Souvent, les sujets abordés sont les problèmes que l’enfant rencontre au sein de son foyer et/ou de son entourage (village, quartier, école, voire sa région ou son pays).
C’est le « Tantara vato », traduisez, scénette, histoire, et comme personnage, des cailloux.
Il peut se jouer en solo, à deux ou à plusieurs. C’est surtout les jeunes filles qui le pratiquent.

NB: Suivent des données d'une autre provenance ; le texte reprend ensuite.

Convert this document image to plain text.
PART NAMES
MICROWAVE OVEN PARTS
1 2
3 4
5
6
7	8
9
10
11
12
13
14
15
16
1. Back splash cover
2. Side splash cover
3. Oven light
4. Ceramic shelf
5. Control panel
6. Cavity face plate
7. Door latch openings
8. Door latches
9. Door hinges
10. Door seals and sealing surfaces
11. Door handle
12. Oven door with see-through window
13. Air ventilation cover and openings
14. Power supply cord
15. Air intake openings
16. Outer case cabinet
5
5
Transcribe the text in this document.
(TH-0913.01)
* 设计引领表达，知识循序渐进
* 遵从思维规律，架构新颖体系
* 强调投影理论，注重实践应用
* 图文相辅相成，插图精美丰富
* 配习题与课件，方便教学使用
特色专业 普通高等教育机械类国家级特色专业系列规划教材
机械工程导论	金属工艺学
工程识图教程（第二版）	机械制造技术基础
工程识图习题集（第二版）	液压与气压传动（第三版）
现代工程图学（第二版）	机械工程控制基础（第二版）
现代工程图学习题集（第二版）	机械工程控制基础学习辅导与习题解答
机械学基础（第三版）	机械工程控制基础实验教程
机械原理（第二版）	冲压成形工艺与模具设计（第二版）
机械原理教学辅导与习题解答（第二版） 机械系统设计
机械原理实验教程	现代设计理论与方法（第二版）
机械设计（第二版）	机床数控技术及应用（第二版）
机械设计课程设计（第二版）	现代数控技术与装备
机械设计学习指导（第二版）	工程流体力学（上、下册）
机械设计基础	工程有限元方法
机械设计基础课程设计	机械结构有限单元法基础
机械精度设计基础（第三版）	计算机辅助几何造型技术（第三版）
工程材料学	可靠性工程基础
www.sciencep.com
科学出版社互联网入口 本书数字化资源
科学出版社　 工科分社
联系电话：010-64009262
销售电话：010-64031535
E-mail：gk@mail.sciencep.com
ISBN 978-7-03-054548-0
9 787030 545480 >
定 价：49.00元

— à Andranomanelatra Antsirabe.
Photo de Rakotondrasoa Nintsy Dino.
Une dernière remarque qui n’est pas anodine, c’est que ces petites pièces de théâtre ne devaient pas se faire au vue et au su de tout le monde, les mères ne laissaient pas les petites filles aller dans la cour des autres maisons de peur que les petits secrets du foyer se voient étalés au grand jour. En effet, tout ce qui se passe dans la maison est retranscrit verbalement et dans les gestes par les metteurs en scène. Ce qui est regrettable, comme toutes les cultures du monde, l’histoire du “Tantara vato” est en déclin, nos petites mains s’affairent maintenant à tapoter un écran de téléphone qu’à perpétuer cette richesse de notre patrimoine.